Uma organização criminoza que aplicava golpes em investimentos relacionados a exploração de mina de ouro, é alvo da Operação Ouro de Ofir, deflagrada pela Polícia Federal (PF) na manhã desta terça-feira (21).
Com 19 mandados judiciais, a PF cumpriu 11 mandados de busca e apreensão, 4 mandados de prisão temporária e 4 mandados de condução coercitiva em Campo Grande, Terenos, Goiânia e Brasília.
De acordo com a PF, a ação da quadrilha se baseado na existência de uma suposta mina de ouro que foi explorada há muito tempo e cujos valores oriundos das comissões para a revenda estariam sendo repatriados e cedidos, vendidos ou até mesmo doados a terceiros, mediante pagamentos.
Outra golpe aplicado pela organização criminosa é a promessa de liberação de uma antiga Letra do Tesouro Nacional – LTN.

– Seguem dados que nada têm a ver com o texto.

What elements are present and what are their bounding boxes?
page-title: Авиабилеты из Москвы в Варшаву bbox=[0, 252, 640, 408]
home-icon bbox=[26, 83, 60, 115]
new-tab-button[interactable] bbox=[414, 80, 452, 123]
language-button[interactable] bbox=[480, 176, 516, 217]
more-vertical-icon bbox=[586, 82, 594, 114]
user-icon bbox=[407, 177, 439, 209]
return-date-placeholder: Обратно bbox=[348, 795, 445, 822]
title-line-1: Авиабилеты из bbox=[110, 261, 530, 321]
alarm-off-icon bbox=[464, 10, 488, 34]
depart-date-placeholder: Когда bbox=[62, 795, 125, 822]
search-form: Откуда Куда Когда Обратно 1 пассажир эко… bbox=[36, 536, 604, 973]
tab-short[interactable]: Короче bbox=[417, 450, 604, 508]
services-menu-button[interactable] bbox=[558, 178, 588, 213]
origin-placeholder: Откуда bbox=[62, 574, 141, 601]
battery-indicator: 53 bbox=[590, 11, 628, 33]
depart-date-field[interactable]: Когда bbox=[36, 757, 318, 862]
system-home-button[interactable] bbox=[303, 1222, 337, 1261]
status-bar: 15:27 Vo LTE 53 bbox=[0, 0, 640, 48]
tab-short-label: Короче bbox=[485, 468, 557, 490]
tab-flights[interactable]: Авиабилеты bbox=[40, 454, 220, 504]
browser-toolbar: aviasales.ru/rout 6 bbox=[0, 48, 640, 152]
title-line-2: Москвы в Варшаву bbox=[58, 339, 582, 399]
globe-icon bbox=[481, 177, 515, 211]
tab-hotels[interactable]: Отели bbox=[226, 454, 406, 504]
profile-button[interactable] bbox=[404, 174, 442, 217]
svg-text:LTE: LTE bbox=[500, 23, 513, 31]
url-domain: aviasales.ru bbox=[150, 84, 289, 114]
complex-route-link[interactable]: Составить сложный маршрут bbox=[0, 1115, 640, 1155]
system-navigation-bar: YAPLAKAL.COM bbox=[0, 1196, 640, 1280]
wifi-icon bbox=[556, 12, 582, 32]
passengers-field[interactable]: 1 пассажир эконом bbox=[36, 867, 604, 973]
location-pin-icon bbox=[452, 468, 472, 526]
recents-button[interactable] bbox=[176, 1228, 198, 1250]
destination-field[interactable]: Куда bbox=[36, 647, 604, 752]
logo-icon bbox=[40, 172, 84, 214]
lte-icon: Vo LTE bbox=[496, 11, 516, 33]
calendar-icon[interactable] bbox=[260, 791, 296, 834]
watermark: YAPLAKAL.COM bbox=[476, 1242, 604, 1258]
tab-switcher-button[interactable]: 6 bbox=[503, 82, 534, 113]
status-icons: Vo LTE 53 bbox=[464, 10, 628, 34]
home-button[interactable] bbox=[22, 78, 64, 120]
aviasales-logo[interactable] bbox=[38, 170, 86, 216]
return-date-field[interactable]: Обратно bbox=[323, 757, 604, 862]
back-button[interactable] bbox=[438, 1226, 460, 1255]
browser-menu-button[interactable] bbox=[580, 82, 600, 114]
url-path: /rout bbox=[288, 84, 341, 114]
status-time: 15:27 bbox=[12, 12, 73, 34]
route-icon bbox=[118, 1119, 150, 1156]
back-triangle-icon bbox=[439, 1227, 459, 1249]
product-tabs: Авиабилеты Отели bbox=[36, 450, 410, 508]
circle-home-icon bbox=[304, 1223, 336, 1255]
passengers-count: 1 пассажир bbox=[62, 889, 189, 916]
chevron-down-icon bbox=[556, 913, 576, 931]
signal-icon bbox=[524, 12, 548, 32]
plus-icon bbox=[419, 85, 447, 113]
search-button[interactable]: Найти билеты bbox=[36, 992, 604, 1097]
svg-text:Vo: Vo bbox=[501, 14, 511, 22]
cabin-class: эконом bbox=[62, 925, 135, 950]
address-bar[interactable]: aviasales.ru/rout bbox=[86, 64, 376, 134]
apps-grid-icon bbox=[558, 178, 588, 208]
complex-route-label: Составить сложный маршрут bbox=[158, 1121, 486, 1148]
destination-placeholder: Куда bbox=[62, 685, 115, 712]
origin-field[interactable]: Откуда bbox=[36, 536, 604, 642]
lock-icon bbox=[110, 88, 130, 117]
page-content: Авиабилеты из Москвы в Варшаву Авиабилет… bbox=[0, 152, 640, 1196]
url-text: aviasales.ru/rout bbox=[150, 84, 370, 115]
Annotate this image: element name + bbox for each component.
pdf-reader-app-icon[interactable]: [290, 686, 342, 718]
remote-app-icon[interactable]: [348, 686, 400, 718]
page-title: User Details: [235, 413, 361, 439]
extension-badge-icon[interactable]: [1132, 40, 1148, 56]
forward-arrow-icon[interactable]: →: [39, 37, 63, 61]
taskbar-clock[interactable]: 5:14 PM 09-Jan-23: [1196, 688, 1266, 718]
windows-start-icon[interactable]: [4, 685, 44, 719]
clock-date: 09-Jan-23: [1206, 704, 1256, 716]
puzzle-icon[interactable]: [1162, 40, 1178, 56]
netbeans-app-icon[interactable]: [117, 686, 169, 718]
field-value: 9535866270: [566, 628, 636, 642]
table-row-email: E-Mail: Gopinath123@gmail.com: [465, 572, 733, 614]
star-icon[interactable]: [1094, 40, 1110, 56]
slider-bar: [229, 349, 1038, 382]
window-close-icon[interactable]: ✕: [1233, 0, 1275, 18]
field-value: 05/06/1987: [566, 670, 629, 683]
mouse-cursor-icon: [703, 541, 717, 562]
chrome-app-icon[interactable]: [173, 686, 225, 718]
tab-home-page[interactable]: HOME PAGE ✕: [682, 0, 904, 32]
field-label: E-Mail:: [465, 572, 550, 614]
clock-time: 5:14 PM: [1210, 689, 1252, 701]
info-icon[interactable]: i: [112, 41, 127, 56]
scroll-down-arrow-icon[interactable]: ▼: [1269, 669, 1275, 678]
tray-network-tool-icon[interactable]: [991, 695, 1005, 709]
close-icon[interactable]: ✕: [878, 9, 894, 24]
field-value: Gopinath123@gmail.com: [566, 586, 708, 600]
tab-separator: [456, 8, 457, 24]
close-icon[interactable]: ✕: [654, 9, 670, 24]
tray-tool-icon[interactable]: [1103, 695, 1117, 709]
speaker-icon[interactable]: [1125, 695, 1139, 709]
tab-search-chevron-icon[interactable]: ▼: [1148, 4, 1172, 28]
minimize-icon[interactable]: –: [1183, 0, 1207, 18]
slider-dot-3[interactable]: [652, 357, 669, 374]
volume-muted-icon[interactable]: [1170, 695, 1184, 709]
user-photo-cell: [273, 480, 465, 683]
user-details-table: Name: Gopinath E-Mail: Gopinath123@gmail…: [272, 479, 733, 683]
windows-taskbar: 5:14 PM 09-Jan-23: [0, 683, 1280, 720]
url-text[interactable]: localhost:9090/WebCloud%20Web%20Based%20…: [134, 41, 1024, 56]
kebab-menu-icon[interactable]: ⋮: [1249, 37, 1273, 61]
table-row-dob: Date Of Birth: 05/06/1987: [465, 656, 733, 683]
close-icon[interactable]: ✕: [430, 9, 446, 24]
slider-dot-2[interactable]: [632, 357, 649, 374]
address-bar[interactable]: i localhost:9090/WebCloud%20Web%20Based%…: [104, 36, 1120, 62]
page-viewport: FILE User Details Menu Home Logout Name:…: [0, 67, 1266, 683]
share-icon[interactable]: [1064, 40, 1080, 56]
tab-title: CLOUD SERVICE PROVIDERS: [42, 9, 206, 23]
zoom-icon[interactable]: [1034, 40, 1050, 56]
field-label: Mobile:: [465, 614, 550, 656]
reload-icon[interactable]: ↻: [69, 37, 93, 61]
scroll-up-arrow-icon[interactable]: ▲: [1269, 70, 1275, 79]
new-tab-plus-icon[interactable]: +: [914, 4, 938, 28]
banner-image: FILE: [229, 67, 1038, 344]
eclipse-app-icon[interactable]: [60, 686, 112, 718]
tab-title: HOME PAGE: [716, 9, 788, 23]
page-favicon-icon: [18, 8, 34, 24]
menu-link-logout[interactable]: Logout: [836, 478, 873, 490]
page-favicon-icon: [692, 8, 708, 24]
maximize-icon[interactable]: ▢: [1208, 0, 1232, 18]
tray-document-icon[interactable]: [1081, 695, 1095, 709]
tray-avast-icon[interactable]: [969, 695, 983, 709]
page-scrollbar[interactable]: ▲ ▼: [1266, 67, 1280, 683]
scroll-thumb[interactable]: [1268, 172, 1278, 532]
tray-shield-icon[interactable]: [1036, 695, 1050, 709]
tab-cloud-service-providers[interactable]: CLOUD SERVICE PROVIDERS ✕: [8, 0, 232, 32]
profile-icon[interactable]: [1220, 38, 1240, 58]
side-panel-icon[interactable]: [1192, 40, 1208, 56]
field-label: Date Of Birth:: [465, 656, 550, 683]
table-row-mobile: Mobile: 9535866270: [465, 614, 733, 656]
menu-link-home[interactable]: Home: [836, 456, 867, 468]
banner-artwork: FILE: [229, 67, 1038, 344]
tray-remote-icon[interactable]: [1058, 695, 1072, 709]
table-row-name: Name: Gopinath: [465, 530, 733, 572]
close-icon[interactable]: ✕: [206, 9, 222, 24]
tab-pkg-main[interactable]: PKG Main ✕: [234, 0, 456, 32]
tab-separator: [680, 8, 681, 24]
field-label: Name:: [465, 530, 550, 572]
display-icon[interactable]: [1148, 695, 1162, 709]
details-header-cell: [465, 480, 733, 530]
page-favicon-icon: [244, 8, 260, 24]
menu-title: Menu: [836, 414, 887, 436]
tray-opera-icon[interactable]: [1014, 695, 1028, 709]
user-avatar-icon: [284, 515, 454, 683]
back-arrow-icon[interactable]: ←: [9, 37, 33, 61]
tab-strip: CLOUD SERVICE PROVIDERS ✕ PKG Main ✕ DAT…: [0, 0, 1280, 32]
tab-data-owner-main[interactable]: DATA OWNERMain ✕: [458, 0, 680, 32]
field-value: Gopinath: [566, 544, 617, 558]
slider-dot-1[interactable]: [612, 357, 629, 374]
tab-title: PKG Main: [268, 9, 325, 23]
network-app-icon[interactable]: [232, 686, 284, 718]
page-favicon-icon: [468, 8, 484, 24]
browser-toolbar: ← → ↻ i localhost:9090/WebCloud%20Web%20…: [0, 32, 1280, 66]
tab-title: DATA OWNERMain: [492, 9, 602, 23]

Os investidores eram induzidos a depositar quantias para ter uma lucratividade de mais de 1.000% (algo desproporcional e insustentável financeiramente). Também eram falsificados documentos de instituições públicas federais na tentativa de oferecer credibilidade ao que era repassado às vítimas.
Ouro de Ofir
O nome da Operação Ouro de Ofir é baseado em uma cidade mitológica da qual seria proveniente um ouro de maior qualidade e beleza. Tal cidade nunca foi localizada e nem o metal precioso dela oriundo.